Question

How do you solve this? The ratio of two integers is $13:6$. The smaller integer is $54$. Find the larger integer.

Answer 1

Hint: In this question we have been given with a ratio of two numbers in the most simplified manner. We have also been given the smaller integer as $54$. Since we do not know the greater integer, we will consider it to be $x$ and equate it with the given ratio and use cross multiplication and simplify, to get the value of $x$ which is the required solution.

Complete step by step solution:
We know that the ratio of two integers is $13:6$ and the smaller integer has the value $54$. Now in the ratio $13:6$, we can see that $6$ is the smaller ratio. This implies that $54$ will be equated to $6$.
And since we have the other value unknown, we will equate $x$ with $13$.
Mathematically we can write it as:
$\Rightarrow \dfrac{x}{54}=\dfrac{13}{6}$
On transferring the term $54$ from the left-hand side to the right-hand side, we get:
$\Rightarrow x=\dfrac{13\times 54}{6}$
On multiplying the terms in the numerator, we get:
$\Rightarrow x=\dfrac{702}{6}$
On simplifying, we get:
$\Rightarrow x=117$

Therefore, the greater integer is $117$ which is the required solution.

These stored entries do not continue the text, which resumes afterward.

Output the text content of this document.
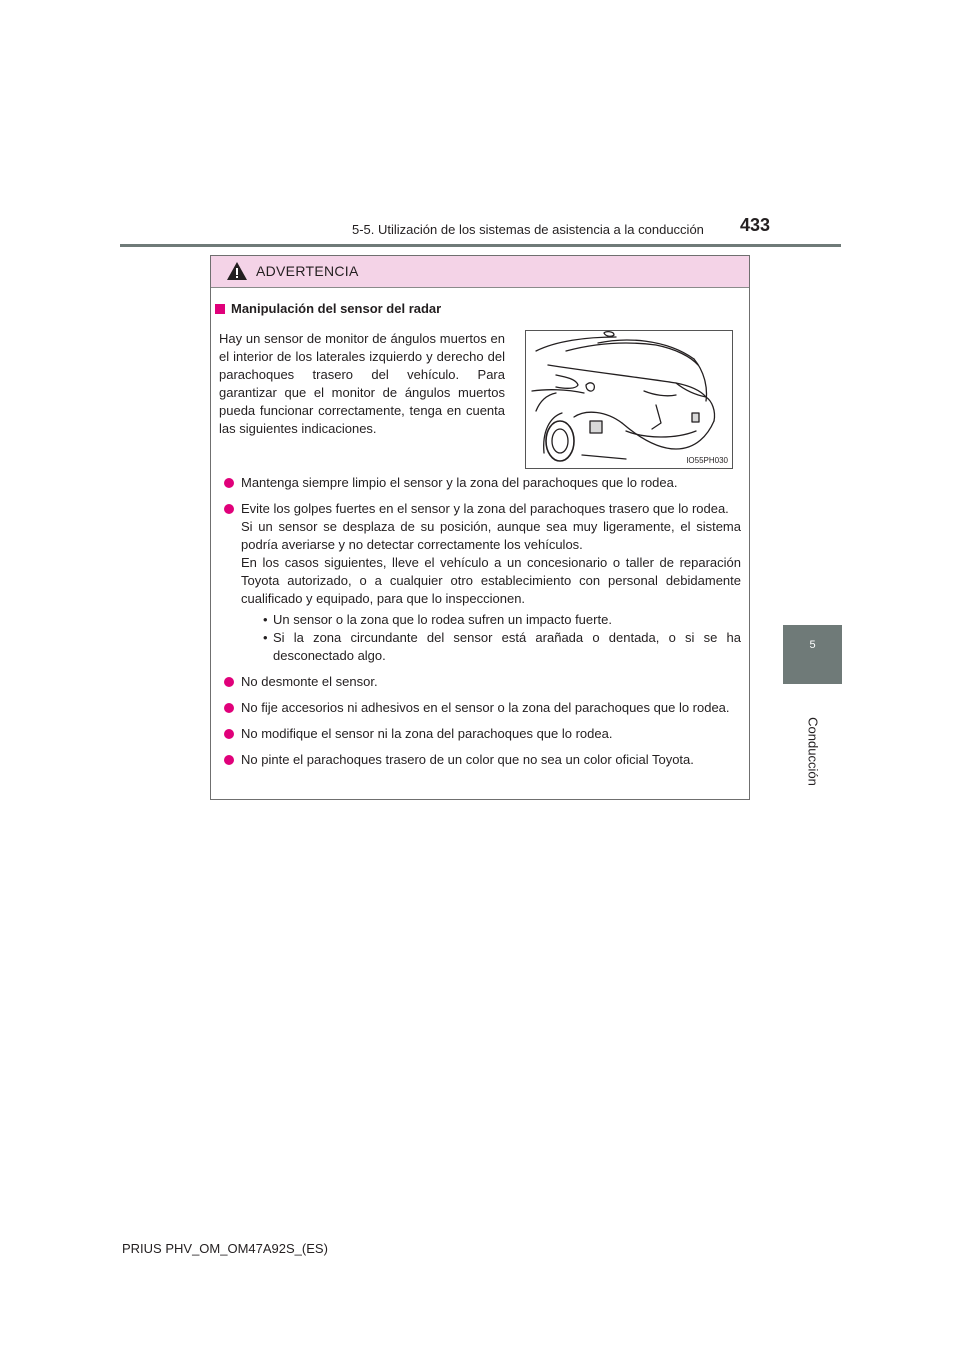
5-5. Utilización de los sistemas de asistencia a la conducción 433
5
Conducción
ADVERTENCIA
Manipulación del sensor del radar
Hay un sensor de monitor de ángulos muertos en el interior de los laterales izquierdo y derecho del parachoques trasero del vehículo. Para garantizar que el monitor de ángulos muertos pueda funcionar correctamente, tenga en cuenta las siguientes indicaciones.
IO55PH030

Mantenga siempre limpio el sensor y la zona del parachoques que lo rodea.

Evite los golpes fuertes en el sensor y la zona del parachoques trasero que lo rodea.

Si un sensor se desplaza de su posición, aunque sea muy ligeramente, el sistema podría averiarse y no detectar correctamente los vehículos.

En los casos siguientes, lleve el vehículo a un concesionario o taller de reparación Toyota autorizado, o a cualquier otro establecimiento con personal debidamente cualificado y equipado, para que lo inspeccionen.

• Un sensor o la zona que lo rodea sufren un impacto fuerte.
• Si la zona circundante del sensor está arañada o dentada, o si se ha desconectado algo.

No desmonte el sensor.

No fije accesorios ni adhesivos en el sensor o la zona del parachoques que lo rodea.

No modifique el sensor ni la zona del parachoques que lo rodea.

No pinte el parachoques trasero de un color que no sea un color oficial Toyota.

PRIUS PHV_OM_OM47A92S_(ES)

Note: Ratio is based on the concept of fractions, a ratio is basically a fraction in the form of $\dfrac{a}{b}$ represented as $a:b$. It is used to represent a value in terms of another value.
Proportion is a concept in ratio and it represents when two ratios are the same.
A ratio of two fractions $\dfrac{a}{b}$ and $\dfrac{c}{d}$ can be represented as $a:b::c:d$
A ratio has to be with similar quantities for comparison, while comparison of two quantities the units of both the quantities should be the same.